I will set down a tale... it may be history, it may be only a legend, a tradition. It may have happened, it may not have happened. But it could have happened....
--- Mark Twain [via Christopher Neufeld]

Urban legends are perennial favorites at sleepovers and around camp fires, as one might expect, but they also seep into many other aspects of our lives. They are told and retold in offices, schools, and spread through books, movies and the internet. But what exactly are urban legends and how do they differ from other forms of folklore?

All the different types of oral and written stories share similarities, but they are categorized differently by folklorists. Some features need to be established so the ways in which urban legends differ can be established. Here, briefly, are some of the general characteristics of two other common forms of oral tales: fairy tales and tall tales. Fairy tales are typically concerned with magic and the fantastic and rarely in a contemporary setting.

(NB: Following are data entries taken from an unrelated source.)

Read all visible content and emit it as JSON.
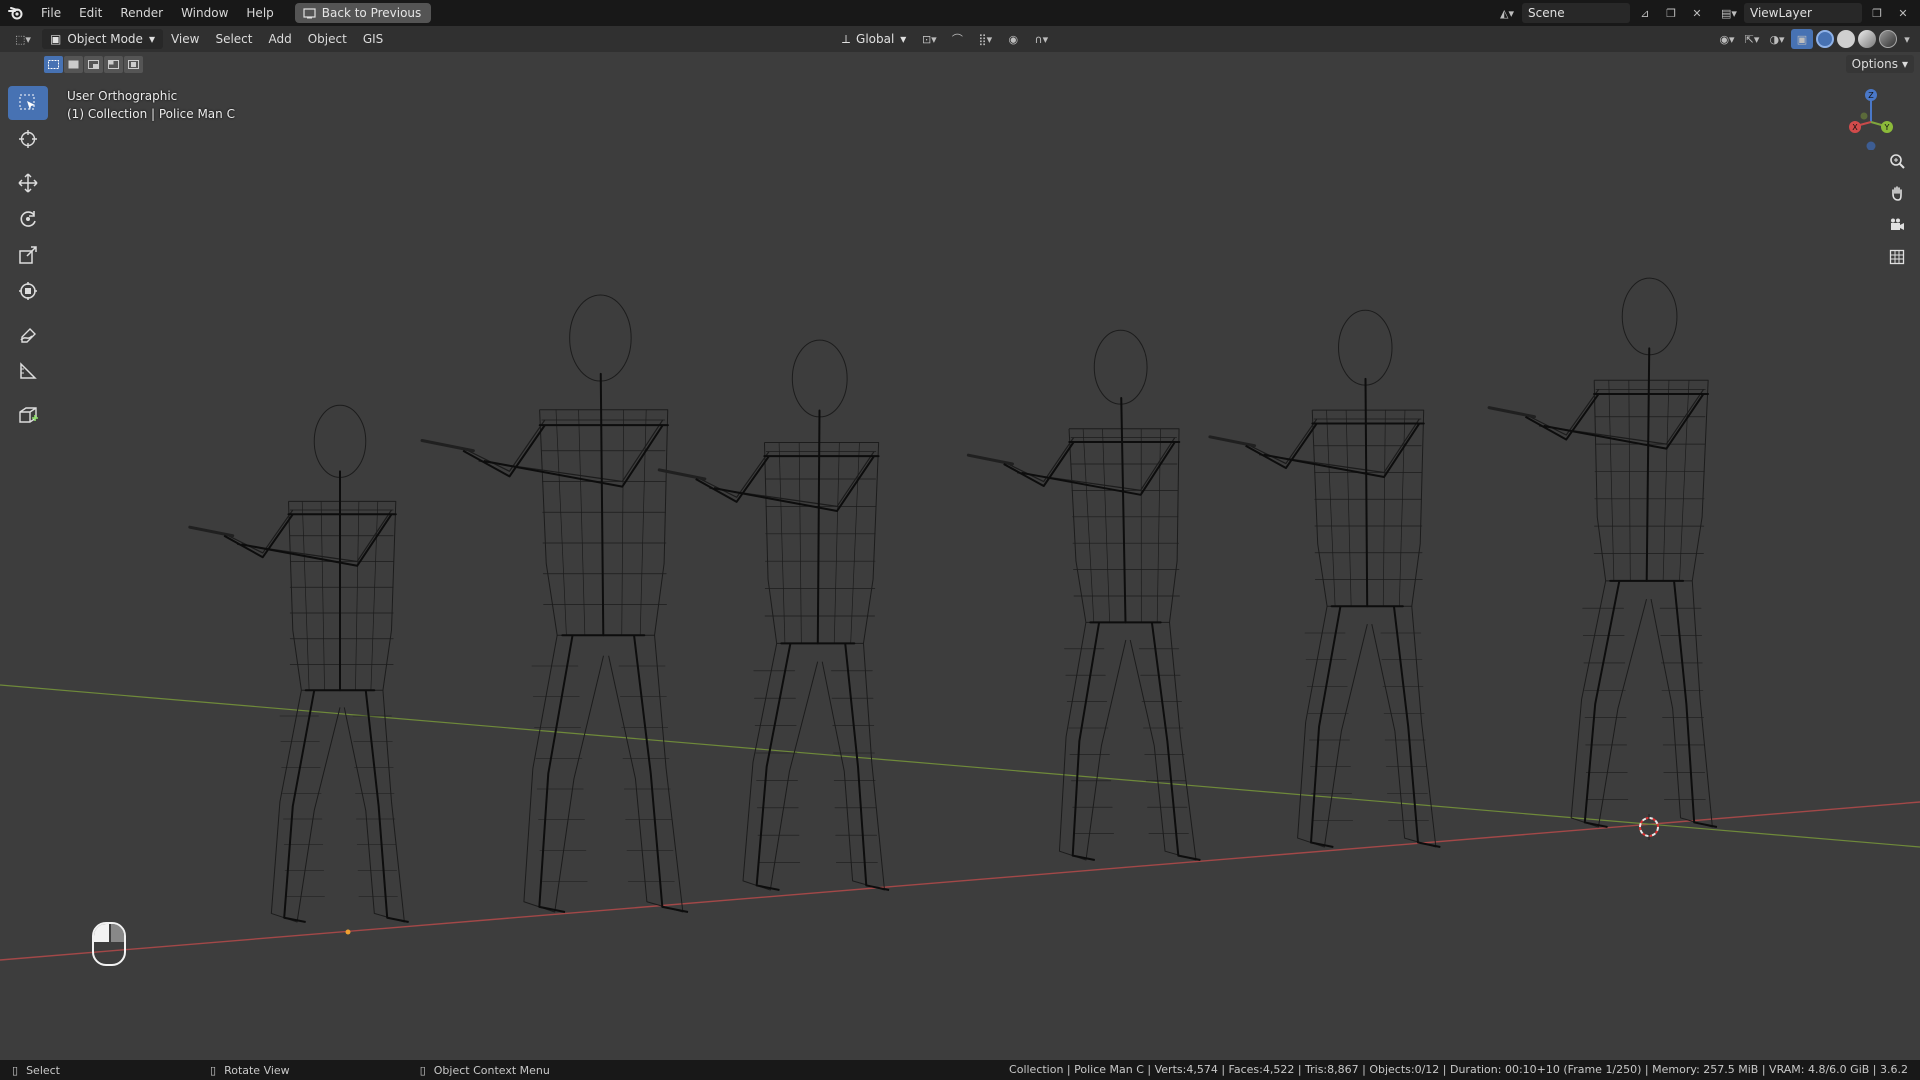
{
  "menu": {
    "file": "File",
    "edit": "Edit",
    "render": "Render",
    "window": "Window",
    "help": "Help",
    "back_button": "Back to Previous"
  },
  "top_right": {
    "scene": "Scene",
    "view_layer": "ViewLayer"
  },
  "header": {
    "mode": "Object Mode",
    "view": "View",
    "select": "Select",
    "add": "Add",
    "object": "Object",
    "gis": "GIS",
    "orientation": "Global",
    "options": "Options"
  },
  "viewport": {
    "view_name": "User Orthographic",
    "collection": "(1) Collection | Police Man C"
  },
  "statusbar": {
    "select": "Select",
    "rotate": "Rotate View",
    "context": "Object Context Menu",
    "stats": "Collection | Police Man C | Verts:4,574 | Faces:4,522 | Tris:8,867 | Objects:0/12 | Duration: 00:10+10 (Frame 1/250) | Memory: 257.5 MiB | VRAM: 4.8/6.0 GiB | 3.6.2"
  },
  "colors": {
    "viewport_bg": "#3d3d3d",
    "accent": "#4772b3",
    "x_axis": "#c0504d",
    "y_axis": "#7a9a3a",
    "wire": "#151515"
  }
}
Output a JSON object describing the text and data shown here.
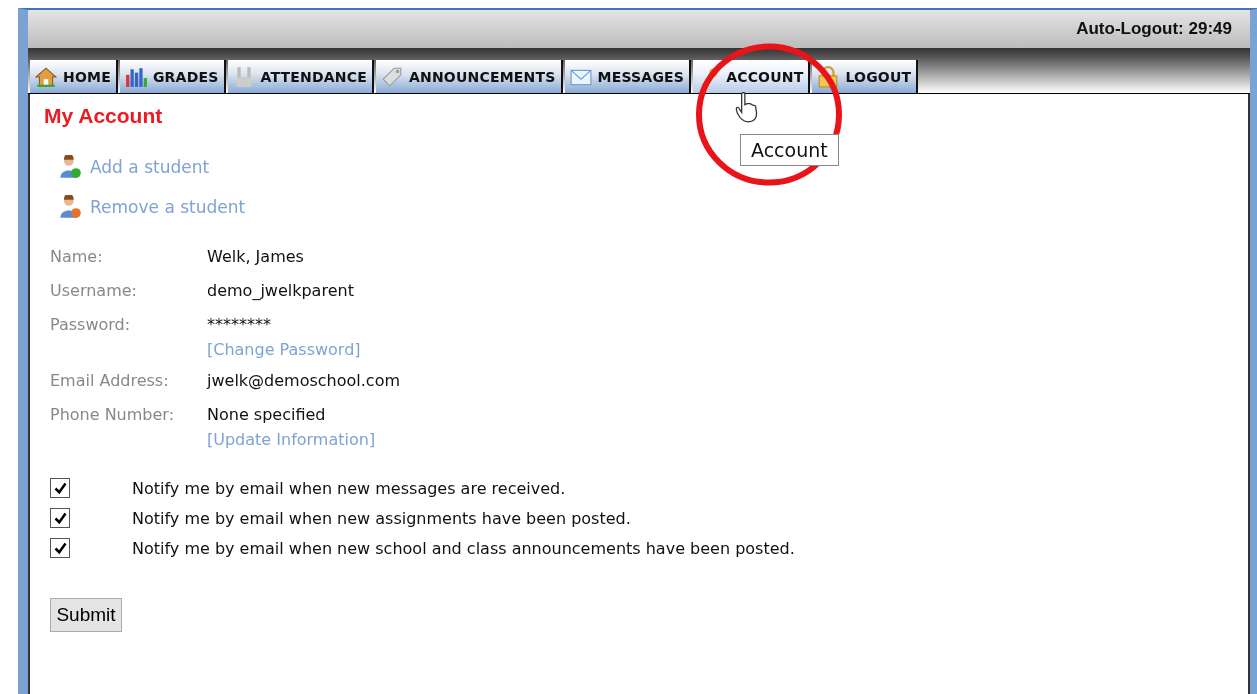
{
  "header": {
    "auto_logout": "Auto-Logout: 29:49"
  },
  "tabs": [
    {
      "label": "HOME",
      "kind": "home",
      "selected": false
    },
    {
      "label": "GRADES",
      "kind": "grades",
      "selected": false
    },
    {
      "label": "ATTENDANCE",
      "kind": "attendance",
      "selected": false
    },
    {
      "label": "ANNOUNCEMENTS",
      "kind": "announcements",
      "selected": false
    },
    {
      "label": "MESSAGES",
      "kind": "messages",
      "selected": false
    },
    {
      "label": "ACCOUNT",
      "kind": "account",
      "selected": true
    },
    {
      "label": "LOGOUT",
      "kind": "logout",
      "selected": false
    }
  ],
  "tooltip": "Account",
  "page_title": "My Account",
  "actions": [
    {
      "label": "Add a student",
      "kind": "add"
    },
    {
      "label": "Remove a student",
      "kind": "remove"
    }
  ],
  "fields": [
    {
      "label": "Name:",
      "value": "Welk, James"
    },
    {
      "label": "Username:",
      "value": "demo_jwelkparent"
    },
    {
      "label": "Password:",
      "value": "********",
      "link": "[Change Password]"
    },
    {
      "label": "Email Address:",
      "value": "jwelk@demoschool.com"
    },
    {
      "label": "Phone Number:",
      "value": "None specified",
      "link": "[Update Information]"
    }
  ],
  "notifications": [
    {
      "label": "Notify me by email when new messages are received.",
      "checked": true
    },
    {
      "label": "Notify me by email when new assignments have been posted.",
      "checked": true
    },
    {
      "label": "Notify me by email when new school and class announcements have been posted.",
      "checked": true
    }
  ],
  "submit": "Submit"
}
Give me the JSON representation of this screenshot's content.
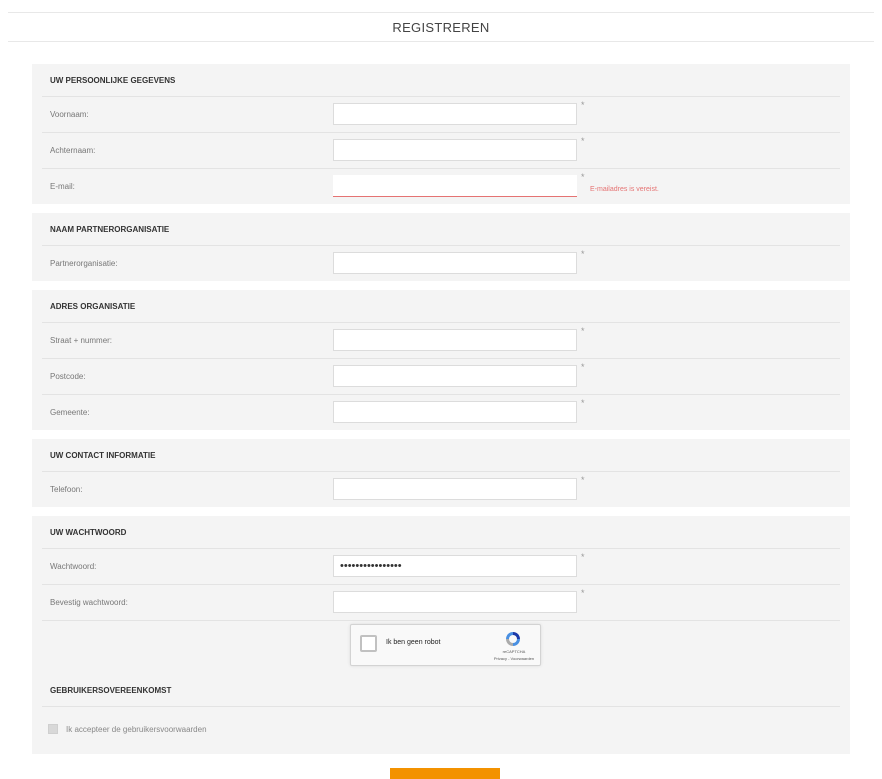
{
  "page": {
    "title": "REGISTREREN"
  },
  "sections": {
    "personal": {
      "title": "UW PERSOONLIJKE GEGEVENS",
      "first_name": {
        "label": "Voornaam:",
        "value": ""
      },
      "last_name": {
        "label": "Achternaam:",
        "value": ""
      },
      "email": {
        "label": "E-mail:",
        "value": "",
        "error": "E-mailadres is vereist."
      }
    },
    "partner": {
      "title": "NAAM PARTNERORGANISATIE",
      "organisation": {
        "label": "Partnerorganisatie:",
        "value": ""
      }
    },
    "address": {
      "title": "ADRES ORGANISATIE",
      "street": {
        "label": "Straat + nummer:",
        "value": ""
      },
      "postcode": {
        "label": "Postcode:",
        "value": ""
      },
      "city": {
        "label": "Gemeente:",
        "value": ""
      }
    },
    "contact": {
      "title": "UW CONTACT INFORMATIE",
      "phone": {
        "label": "Telefoon:",
        "value": ""
      }
    },
    "password": {
      "title": "UW WACHTWOORD",
      "password": {
        "label": "Wachtwoord:",
        "value": "••••••••••••••••"
      },
      "confirm": {
        "label": "Bevestig wachtwoord:",
        "value": ""
      }
    },
    "agreement": {
      "title": "GEBRUIKERSOVEREENKOMST",
      "accept_label": "Ik accepteer de gebruikersvoorwaarden"
    }
  },
  "required_mark": "*",
  "captcha": {
    "label": "Ik ben geen robot",
    "brand": "reCAPTCHA",
    "links": "Privacy - Voorwaarden"
  },
  "colors": {
    "accent": "#f39200",
    "error": "#e57373",
    "section_bg": "#f4f4f4"
  }
}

Look at well-known stories, like Cinderella, Donkey Skin and Sleeping Beauty for examples of magical tales. Tall tales are exaggerations of truth and legend, usually with a whimsical twist. Stories like Paul Bunyan and Johnny Appleseed (in North America) are examples of tall tales.

The term “urban legend” is relatively new, its creation is credited to Richard Dorson and its first known appearance in print was in a 1968 collection of essays entitled Our Living Traditions. In popular definitions urban legends (ULs) are often referred to as “apocryphal”. That simply means that there is no clear author or creator. Which is the same for most fairy tales, tall tales and the like. There, of course, must be an original teller, but in the spread and evolution of the tale, the original participants in its creation are lost. And as will be explored in later essays, the creator of the story is unimportant in the spread of a UL.

Urban legends are, despite the name, not always concerned with urban topics. They may be located in small cities, hospitals, schools – anywhere! Jan Harold Brunvand, a well-known folklorist and collector of urban legends noted that "... these stories reflect urban life and attitudes, even if they're not told exclusively about things that supposedly happened in big cities." The topic of ULs vary greatly from well-known horror stories like “Hook Hand” to politics, religion, words, and new forms that evolved with modern media, like the internet and TV. Whatever the topic urban legends typically share a few qualities:

1. They occur with no known author
2. They contain bits of horror or humor, often to reinforce a social norm or acceptable behavior
3. They must be interesting and easy to retell

Urban legends are also rarely codified into a single (or a few) accepted formats. They have regional and time variations. If they survive, they are never static. Despite being collected and recorded by folklorists, urban legends refuse to become static. They continue to change as they spread and the needs and desires of the tellers change.